Dr ABM Khurshid Alam, director general of the directorate general of health services, was angered by media reports that he said dented the morale of the authorities in the battle against the pandemic.
Alam on Wednesday particularly mentioned a television report on a COVID-19 isolation centre that just “vanished”, reports bdnews24.com.
There was an “insulting” edge to the word in the report over the Bashundhara isolation centre, he said.
While speaking at a virtual media briefing at the directorate’s headquarters on Wednesday, the first day of the ‘complete lockdown’, Alam said criticism in some recent reports lowered the morale of the authorities, though media workers are themselves frontline combatants in the pandemic battle.
Alam said that there was no way “things can go wrong” in the steps implemented by the government.
“We are still human. We are not beyond errors, so some blunders are bound to happen. But if you put us under scrutiny in these pandemic times, it will weaken our mental strength.”
“I am not talking about everybody. I’ve found most of the media workers are with us,” he said.
Alam provided an explanation for what led to the suspension of the Bashundhara isolation centre and said: “The backdrop against which the isolation centre was established ceased to exist.”
“There was a lot of valuable equipment at the centre, including beds.

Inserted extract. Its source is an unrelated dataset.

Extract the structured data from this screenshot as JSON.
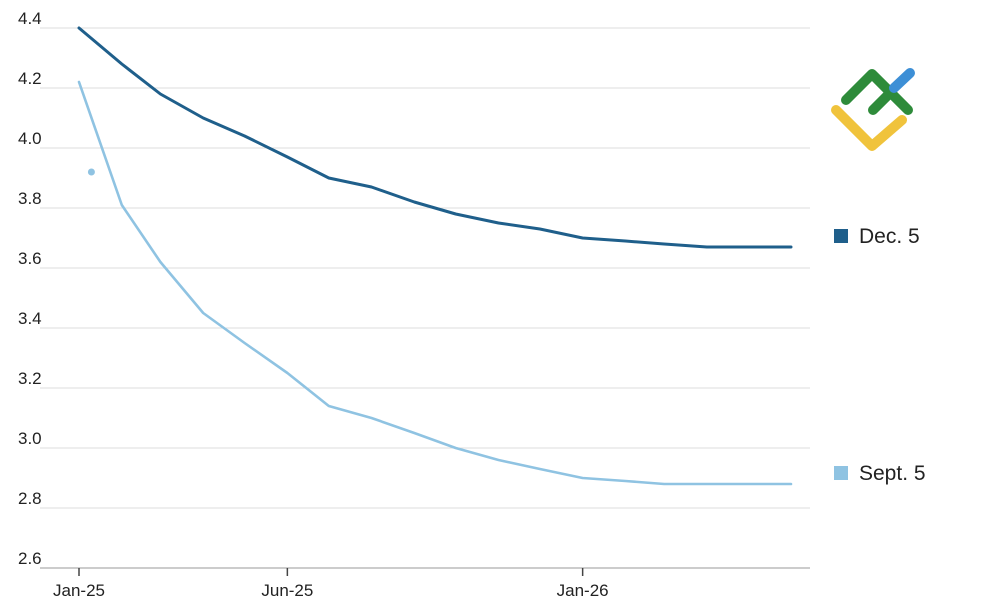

We’ve distributed the equipment among different hospitals around the country as needed.”
The isolation centre spent Tk 6 million a day to provide services for a small number of patients -- no more than 20, but it deployed more than 1,000 people to run it, according to Alam.
Alam also complained that the report of Mohakhali’s DNCC isolation centre was “hugely skewed”.
Pointing to a former official whose complaints included an alleged failure to expand the capacity of the health directorate, Alam said: “Many public health experts have made criticism. But they themselves didn’t ever stand beside the patients.”
“They were directors general of IEDCR. What did they do then? Now they talk big on television.”
Alam called for the critics to come forward and stand beside the patients, instead of “sitting in a safe place and churning out confusing speeches on television”.
“Join us. Let us utilise your wisdom and knowledge. Become our comrades,” he said.
Alam went on to say: “My words in the press briefing may sound harsh. But it is not to personally attack anyone.”
“I’m just delivering the words of protest on behalf of the country, the people, the [prime minister], the health minister and the ministry.”